Pedro Miguel
Paz para Euskadi

La eterna polémica entre autodeterminación y unidad nacional deja de tener importancia para quienes tienen un proyectil de nueve milímetros alojado en la nuca. La naturaleza humana es frágil, y para que una discusión prospere, se desarrolle y pueda llegar a algún sitio, es necesario preservar la integridad física, la propia y la de los interlocutores. En cambio, reclamar la razón y lanzar consignas de victoria frente al cadáver tieso de un adversario es una forma de precipitarse a la nada y contagiarse con la suma indiferencia del derrotado.

Intuyo que, en alguna semana de este otoño, algo ha hecho que esas ideas empiecen a abrirse paso entre la maraña de inercias del conflicto vasco. Pareciera como si en Vitoria, en San Sebastián, en Bilbao y en los pueblos de cabras y bodegas que titilan en el mapa de Euskadi, estuviera horneándose un nuevo pan de perdón y sosiego. Hasta en Madrid, vociferante siempre, se perciben signos de clemencia, aunque sea de trasmano y con gesto de hastío burocrático.

No sé qué mecanismo ha empezado a funcionar primero y con más fuerza para mover estas esperanzas tenues: si la Declaración de Estella o la tregua de ETA o el hartazgo generalizado ante las muertes sin propósito (como todos los ajusticiamientos). No sé si en el inicio los políticos leyeron en la mirada de los policías el cansancio de la brutalidad, o si los asesinos han percibido, por fin, la desesperanza de la gente atrapada en medio de un conflicto a fin de cuentas frívolo (como todo conflicto en el que hay muertos inocentes), o si las elecciones apacibles del domingo, o si qué.

Hay un momento, inverso a éste, en el cual los estadistas confunden sus impulsos a la agresión con la justicia y en el que los patriotas clandestinos ya no se preocupan tanto por esconderse del ejército y la policía sino por escapar del acoso de su propio sentido común. Así sucedió en España y en el País Vasco español, como en tantas otras partes, y nadie sabe con certeza cuándo.

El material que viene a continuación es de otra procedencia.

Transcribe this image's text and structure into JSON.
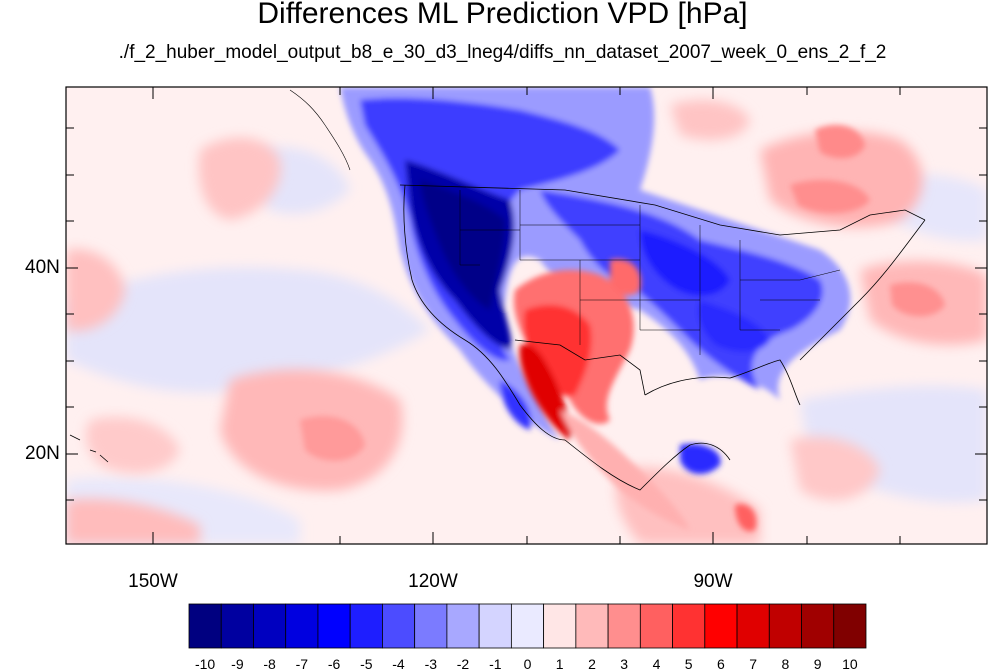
{
  "title": "Differences ML Prediction VPD [hPa]",
  "subtitle": "./f_2_huber_model_output_b8_e_30_d3_lneg4/diffs_nn_dataset_2007_week_0_ens_2_f_2",
  "lat_labels": [
    "40N",
    "20N"
  ],
  "lon_labels": [
    "150W",
    "120W",
    "90W"
  ],
  "colorbar": {
    "labels": [
      "-10",
      "-9",
      "-8",
      "-7",
      "-6",
      "-5",
      "-4",
      "-3",
      "-2",
      "-1",
      "0",
      "1",
      "2",
      "3",
      "4",
      "5",
      "6",
      "7",
      "8",
      "9",
      "10"
    ],
    "colors": [
      "#000080",
      "#0000a0",
      "#0000c0",
      "#0000e0",
      "#0000ff",
      "#1e1eff",
      "#4c4cff",
      "#7b7bff",
      "#a8a8ff",
      "#d4d4ff",
      "#eaeaff",
      "#ffe6e6",
      "#ffbaba",
      "#ff8e8e",
      "#ff6060",
      "#ff3232",
      "#ff0000",
      "#e00000",
      "#c00000",
      "#a00000",
      "#800000"
    ]
  }
}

Ahora ya ocurrieron el dolor, las muertes y las vidas rotas, los exilios, los ajusticiamientos de ambos bandos, y el inicio preciso de las barbaries ha dejado de tener importancia. Ahora es necesario poner atención a ese aroma vago de paz que empezó a manar de los cónclaves políticos, de los comunicados de las catacumbas, de los memoranda oficiales o de la simple tierra de Euskadi.

No debiera ser relevante: la guerra es un mecanismo estúpido y perfecto, capaz de perpetuarse a sí mismo por la mera imposibilidad de definir a quién corresponde el mérito de la paz. Por eso prefiero pensar que el momento está llegando solo, sin que nadie lo invocara, atento nada más a la sangre vasca, brusca y tierna, que ya no quiere verse forzada a abandonar las venas y las arterias de nadie.